Então, as mudanças climáticas e esse 1,5ºC, que parece inofensivo, geram uma cadeia de eventos que afeta a biodiversidade de diferentes maneiras, comprometendo todo o funcionamento ecológico dos sistemas naturais.

 

 

 

IHU – Como os ecossistemas oceânicos devem se comportar neste contexto?

Aliny Pires – Os ecossistemas oceânicos também vão ser muito afetados por este aumento de temperatura. O que temos observado é que os ambientes terrestres sofreram um aquecimento mais acentuado do que os oceanos. Enquanto o relatório identificou um aquecimento nos oceanos em torno de 0,9ºC, nos ambientes terrestres esse valor ficou em 1,6ºC. Então, tem aí uma diferença, mas, ao mesmo tempo, os ecossistemas oceânicos sofrem de diferentes formas, porque o clima tem um papel fundamental nas correntezas, na recirculação de energia, na distribuição das massas de água dentro dos oceanos. Tudo isso tem um impacto grande, principalmente nas regiões costeiras, onde se espera uma mudança que afetará a costa e toda a diversidade que ocupa essa zona que é, caracteristicamente, muito rica.

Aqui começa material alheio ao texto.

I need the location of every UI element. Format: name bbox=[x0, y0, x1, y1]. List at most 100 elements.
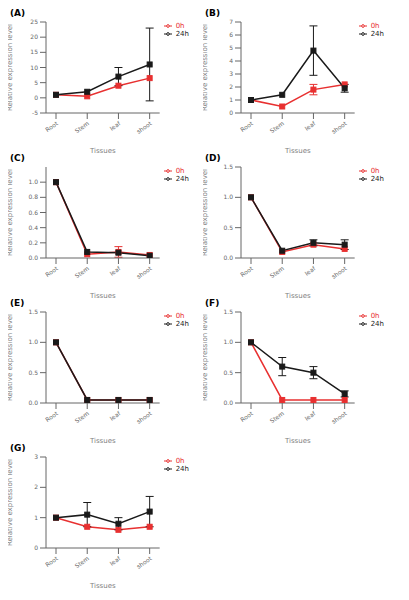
svg-text:shoot: shoot bbox=[135, 554, 153, 570]
svg-text:1.0: 1.0 bbox=[223, 338, 233, 345]
svg-text:Tissues: Tissues bbox=[89, 292, 116, 298]
html-text:0h: 0h bbox=[370, 312, 380, 320]
svg-text:shoot: shoot bbox=[135, 119, 153, 135]
svg-text:0.2: 0.2 bbox=[28, 239, 38, 246]
svg-text:0: 0 bbox=[229, 109, 233, 116]
svg-text:10: 10 bbox=[30, 64, 38, 71]
svg-text:shoot: shoot bbox=[135, 264, 153, 280]
svg-text:0.0: 0.0 bbox=[28, 254, 38, 261]
svg-text:0.4: 0.4 bbox=[28, 224, 38, 231]
svg-text:Root: Root bbox=[44, 409, 60, 423]
svg-text:0: 0 bbox=[34, 94, 38, 101]
svg-text:1.0: 1.0 bbox=[28, 178, 38, 185]
svg-text:Tissues: Tissues bbox=[89, 437, 116, 443]
svg-text:leaf: leaf bbox=[108, 409, 122, 422]
svg-text:7: 7 bbox=[229, 18, 233, 25]
svg-text:Relative expression level: Relative expression level bbox=[8, 459, 14, 546]
svg-text:6: 6 bbox=[229, 31, 233, 38]
html-text:(E): (E) bbox=[10, 298, 25, 308]
svg-text:Stem: Stem bbox=[73, 264, 90, 279]
svg-text:1.0: 1.0 bbox=[223, 193, 233, 200]
svg-text:Tissues: Tissues bbox=[284, 292, 311, 298]
svg-text:Stem: Stem bbox=[73, 554, 90, 569]
html-text:24h: 24h bbox=[370, 320, 384, 329]
svg-text:Relative expression level: Relative expression level bbox=[8, 24, 14, 111]
svg-text:-5: -5 bbox=[32, 109, 38, 116]
svg-text:0: 0 bbox=[34, 544, 38, 551]
svg-text:Relative expression level: Relative expression level bbox=[203, 169, 209, 256]
html-text:(C): (C) bbox=[10, 153, 25, 163]
svg-text:5: 5 bbox=[229, 44, 233, 51]
svg-text:1.5: 1.5 bbox=[223, 308, 233, 315]
svg-text:0.0: 0.0 bbox=[28, 399, 38, 406]
svg-text:0.5: 0.5 bbox=[223, 369, 233, 376]
svg-text:Tissues: Tissues bbox=[284, 147, 311, 153]
html-text:0h: 0h bbox=[175, 167, 185, 175]
svg-text:20: 20 bbox=[30, 33, 38, 40]
svg-text:Root: Root bbox=[44, 264, 60, 278]
svg-text:Stem: Stem bbox=[73, 409, 90, 424]
svg-text:Relative expression level: Relative expression level bbox=[203, 314, 209, 401]
svg-text:Relative expression level: Relative expression level bbox=[203, 24, 209, 111]
svg-text:Root: Root bbox=[44, 554, 60, 568]
svg-text:1: 1 bbox=[229, 96, 233, 103]
svg-text:leaf: leaf bbox=[108, 554, 122, 567]
html-text:(G): (G) bbox=[10, 443, 26, 453]
html-text:24h: 24h bbox=[370, 175, 384, 184]
svg-text:2: 2 bbox=[229, 83, 233, 90]
svg-text:leaf: leaf bbox=[303, 409, 317, 422]
svg-text:Stem: Stem bbox=[268, 264, 285, 279]
svg-text:Relative expression level: Relative expression level bbox=[8, 169, 14, 256]
svg-text:Stem: Stem bbox=[73, 119, 90, 134]
svg-text:Relative expression level: Relative expression level bbox=[8, 314, 14, 401]
svg-text:shoot: shoot bbox=[330, 409, 348, 425]
html-text:(A): (A) bbox=[10, 8, 26, 18]
svg-text:leaf: leaf bbox=[303, 119, 317, 132]
html-text:0h: 0h bbox=[175, 457, 185, 465]
svg-text:3: 3 bbox=[34, 453, 38, 460]
svg-text:1: 1 bbox=[34, 514, 38, 521]
svg-text:15: 15 bbox=[30, 48, 38, 55]
svg-text:1.0: 1.0 bbox=[28, 338, 38, 345]
html-text:24h: 24h bbox=[175, 30, 189, 39]
svg-text:0.0: 0.0 bbox=[223, 399, 233, 406]
svg-text:2: 2 bbox=[34, 483, 38, 490]
html-text:(D): (D) bbox=[205, 153, 221, 163]
svg-text:0.5: 0.5 bbox=[223, 224, 233, 231]
svg-text:Stem: Stem bbox=[268, 409, 285, 424]
html-text:24h: 24h bbox=[370, 30, 384, 39]
html-text:0h: 0h bbox=[370, 167, 380, 175]
svg-text:Root: Root bbox=[239, 264, 255, 278]
svg-text:1.5: 1.5 bbox=[223, 163, 233, 170]
svg-text:4: 4 bbox=[229, 57, 233, 64]
svg-text:0.5: 0.5 bbox=[28, 369, 38, 376]
svg-text:shoot: shoot bbox=[135, 409, 153, 425]
html-text:24h: 24h bbox=[175, 175, 189, 184]
html-text:(F): (F) bbox=[205, 298, 220, 308]
svg-text:Tissues: Tissues bbox=[89, 147, 116, 153]
svg-text:3: 3 bbox=[229, 70, 233, 77]
svg-text:0.6: 0.6 bbox=[28, 209, 38, 216]
svg-text:Root: Root bbox=[44, 119, 60, 133]
svg-text:leaf: leaf bbox=[108, 119, 122, 132]
html-text:(B): (B) bbox=[205, 8, 221, 18]
html-text:0h: 0h bbox=[370, 22, 380, 30]
svg-text:Root: Root bbox=[239, 119, 255, 133]
svg-text:leaf: leaf bbox=[108, 264, 122, 277]
svg-text:5: 5 bbox=[34, 79, 38, 86]
html-text:24h: 24h bbox=[175, 320, 189, 329]
html-text:0h: 0h bbox=[175, 312, 185, 320]
svg-text:25: 25 bbox=[30, 18, 38, 25]
html-text:24h: 24h bbox=[175, 465, 189, 474]
svg-text:shoot: shoot bbox=[330, 119, 348, 135]
svg-text:shoot: shoot bbox=[330, 264, 348, 280]
html-text:0h: 0h bbox=[175, 22, 185, 30]
svg-text:leaf: leaf bbox=[303, 264, 317, 277]
svg-text:Root: Root bbox=[239, 409, 255, 423]
svg-text:Tissues: Tissues bbox=[89, 582, 116, 588]
svg-text:1.5: 1.5 bbox=[28, 308, 38, 315]
svg-text:0.8: 0.8 bbox=[28, 193, 38, 200]
svg-text:Stem: Stem bbox=[268, 119, 285, 134]
svg-text:0.0: 0.0 bbox=[223, 254, 233, 261]
svg-text:Tissues: Tissues bbox=[284, 437, 311, 443]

Os oceanos vão sofrer muito com esse aquecimento. Sistemas mais sensíveis a essas modificações, como os recifes de corais, que abrigam uma biodiversidade, serão comprometidos com o aquecimento. O relatório brasileiro de biodiversidade e serviços ecossistêmicos, publicado em 2019, já apontava a mudança do solo como um dos principais vetores de perda de biodiversidade. Mas, a partir da década de 2030, estima-se que as mudanças climáticas serão os principais vetores de perda de biodiversidade no país. Isso é sobre a realidade brasileira, mas também fica evidente como uma realidade de todo o globo.

 

 

IHU - Qual a relação entre biodiversidade e aquecimento global? Como um aspecto age sobre o outro?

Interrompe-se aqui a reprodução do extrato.